The Yoga-Sutra is a significant landmark in the protracted evolution of the yogic for an extensive commentarial literature stretching from the Yoga-Bhasya of Vyasa (c. 450 C.E.) to modern traditionalist interpretation in Hindi and other Indic vernaculars as well as various European languages, notably English.
The present volume by Swami Veda Bharti provides a learned commentary on the second chapter of the Yoga Sutra, i.e., Sadhana Pada. This contains the core of Patanjali's philosophical and metapsychological framework, and it also defines both the components of kriya-yoga and the first five components of eight-limbed astanga-yoga. This chapter demonstrates very clearly that in Yoga, theory and practice form a homogenous whole. The theoretical concepts were largely distilled from practical experience and, in turn, informed further experimentation on the path. How could we hope to travel the path mapped out by Patanjali without recourse to such pregnant concepts citta, vrtti, pratyaya, samskara vasana, asaya, mirodha, parinama, guna, pratiprasava?
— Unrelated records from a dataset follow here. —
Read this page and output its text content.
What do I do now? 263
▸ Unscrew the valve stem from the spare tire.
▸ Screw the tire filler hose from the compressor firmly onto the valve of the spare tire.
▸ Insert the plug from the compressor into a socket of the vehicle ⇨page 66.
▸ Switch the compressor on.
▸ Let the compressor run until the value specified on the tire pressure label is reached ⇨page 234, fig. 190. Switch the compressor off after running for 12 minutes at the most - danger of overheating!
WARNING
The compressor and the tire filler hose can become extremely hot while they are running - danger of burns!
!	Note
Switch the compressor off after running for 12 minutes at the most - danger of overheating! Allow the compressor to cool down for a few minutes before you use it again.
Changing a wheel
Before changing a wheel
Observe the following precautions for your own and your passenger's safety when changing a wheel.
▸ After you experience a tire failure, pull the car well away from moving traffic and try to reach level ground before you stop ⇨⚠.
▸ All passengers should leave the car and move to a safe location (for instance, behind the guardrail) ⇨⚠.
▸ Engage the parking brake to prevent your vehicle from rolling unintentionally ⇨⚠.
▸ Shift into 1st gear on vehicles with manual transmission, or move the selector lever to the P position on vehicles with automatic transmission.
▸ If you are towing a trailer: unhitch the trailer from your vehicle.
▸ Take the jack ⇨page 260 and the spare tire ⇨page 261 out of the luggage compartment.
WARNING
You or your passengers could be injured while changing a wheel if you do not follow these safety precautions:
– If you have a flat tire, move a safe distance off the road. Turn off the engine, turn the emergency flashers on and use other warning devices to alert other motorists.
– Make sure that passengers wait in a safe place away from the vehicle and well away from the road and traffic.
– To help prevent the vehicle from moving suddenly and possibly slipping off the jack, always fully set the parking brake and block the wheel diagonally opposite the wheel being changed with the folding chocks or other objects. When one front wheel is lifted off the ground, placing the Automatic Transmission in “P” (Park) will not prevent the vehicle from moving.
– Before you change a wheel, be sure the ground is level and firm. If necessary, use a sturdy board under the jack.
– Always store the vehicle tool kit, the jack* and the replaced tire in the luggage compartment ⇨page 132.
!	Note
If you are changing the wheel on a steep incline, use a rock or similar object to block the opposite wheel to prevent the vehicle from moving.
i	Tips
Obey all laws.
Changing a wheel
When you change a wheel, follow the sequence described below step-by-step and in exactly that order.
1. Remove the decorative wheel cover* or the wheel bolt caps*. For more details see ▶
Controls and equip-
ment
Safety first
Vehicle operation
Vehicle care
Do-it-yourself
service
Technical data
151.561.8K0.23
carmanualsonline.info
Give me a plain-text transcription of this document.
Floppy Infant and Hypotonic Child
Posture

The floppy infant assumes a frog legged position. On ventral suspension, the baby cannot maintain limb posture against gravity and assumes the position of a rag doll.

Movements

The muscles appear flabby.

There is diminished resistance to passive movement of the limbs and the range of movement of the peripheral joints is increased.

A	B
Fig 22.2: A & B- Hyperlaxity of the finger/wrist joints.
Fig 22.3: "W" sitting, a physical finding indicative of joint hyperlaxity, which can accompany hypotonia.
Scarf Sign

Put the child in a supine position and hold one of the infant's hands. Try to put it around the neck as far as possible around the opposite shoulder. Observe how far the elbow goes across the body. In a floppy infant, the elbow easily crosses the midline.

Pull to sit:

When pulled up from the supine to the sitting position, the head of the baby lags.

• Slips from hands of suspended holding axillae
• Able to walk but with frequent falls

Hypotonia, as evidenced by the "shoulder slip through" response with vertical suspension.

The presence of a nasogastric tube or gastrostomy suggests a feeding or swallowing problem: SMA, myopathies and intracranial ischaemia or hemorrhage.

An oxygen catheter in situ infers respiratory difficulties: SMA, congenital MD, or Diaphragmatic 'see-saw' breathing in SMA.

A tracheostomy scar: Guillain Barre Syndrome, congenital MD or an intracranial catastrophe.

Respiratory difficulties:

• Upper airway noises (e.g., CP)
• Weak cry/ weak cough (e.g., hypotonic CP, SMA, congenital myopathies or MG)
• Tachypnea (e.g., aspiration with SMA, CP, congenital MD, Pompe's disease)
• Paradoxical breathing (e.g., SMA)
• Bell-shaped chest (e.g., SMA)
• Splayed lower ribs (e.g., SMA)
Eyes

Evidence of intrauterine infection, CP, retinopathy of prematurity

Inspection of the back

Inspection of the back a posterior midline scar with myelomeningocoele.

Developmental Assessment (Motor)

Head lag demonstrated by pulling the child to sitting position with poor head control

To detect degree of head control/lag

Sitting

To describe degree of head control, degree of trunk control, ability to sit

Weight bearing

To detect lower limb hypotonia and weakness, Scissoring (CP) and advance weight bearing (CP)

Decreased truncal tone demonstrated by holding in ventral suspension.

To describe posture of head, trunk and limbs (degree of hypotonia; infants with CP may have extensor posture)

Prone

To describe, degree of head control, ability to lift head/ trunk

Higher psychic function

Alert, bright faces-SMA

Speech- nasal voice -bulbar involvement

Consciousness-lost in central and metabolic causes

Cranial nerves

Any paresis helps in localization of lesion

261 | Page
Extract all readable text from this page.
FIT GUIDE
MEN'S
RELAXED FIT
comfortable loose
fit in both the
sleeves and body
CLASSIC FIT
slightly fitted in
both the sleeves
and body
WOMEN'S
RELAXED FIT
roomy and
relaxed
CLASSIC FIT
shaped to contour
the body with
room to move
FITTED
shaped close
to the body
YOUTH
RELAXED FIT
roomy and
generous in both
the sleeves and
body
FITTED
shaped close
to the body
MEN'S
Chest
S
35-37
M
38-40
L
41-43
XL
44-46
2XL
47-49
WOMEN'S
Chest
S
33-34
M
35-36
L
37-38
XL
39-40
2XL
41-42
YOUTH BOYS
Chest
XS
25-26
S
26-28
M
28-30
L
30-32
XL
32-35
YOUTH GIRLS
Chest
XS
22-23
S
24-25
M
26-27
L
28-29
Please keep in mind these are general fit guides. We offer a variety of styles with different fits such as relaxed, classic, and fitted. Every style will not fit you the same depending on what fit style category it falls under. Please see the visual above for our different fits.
All these ideas were shaped in the intense practice environment of Yoga over many generations.
Swami Veda Bharti brings to his exegesis a singular sensitivity and wonderful comprehension of yogic concepts, which are rooted in his extensive traditional training as a Sanskrit scholar and also his personal yogic practice. This latest contribution to our comprehension of Patanjali's teachings takes us a lot further than other similar endeavors.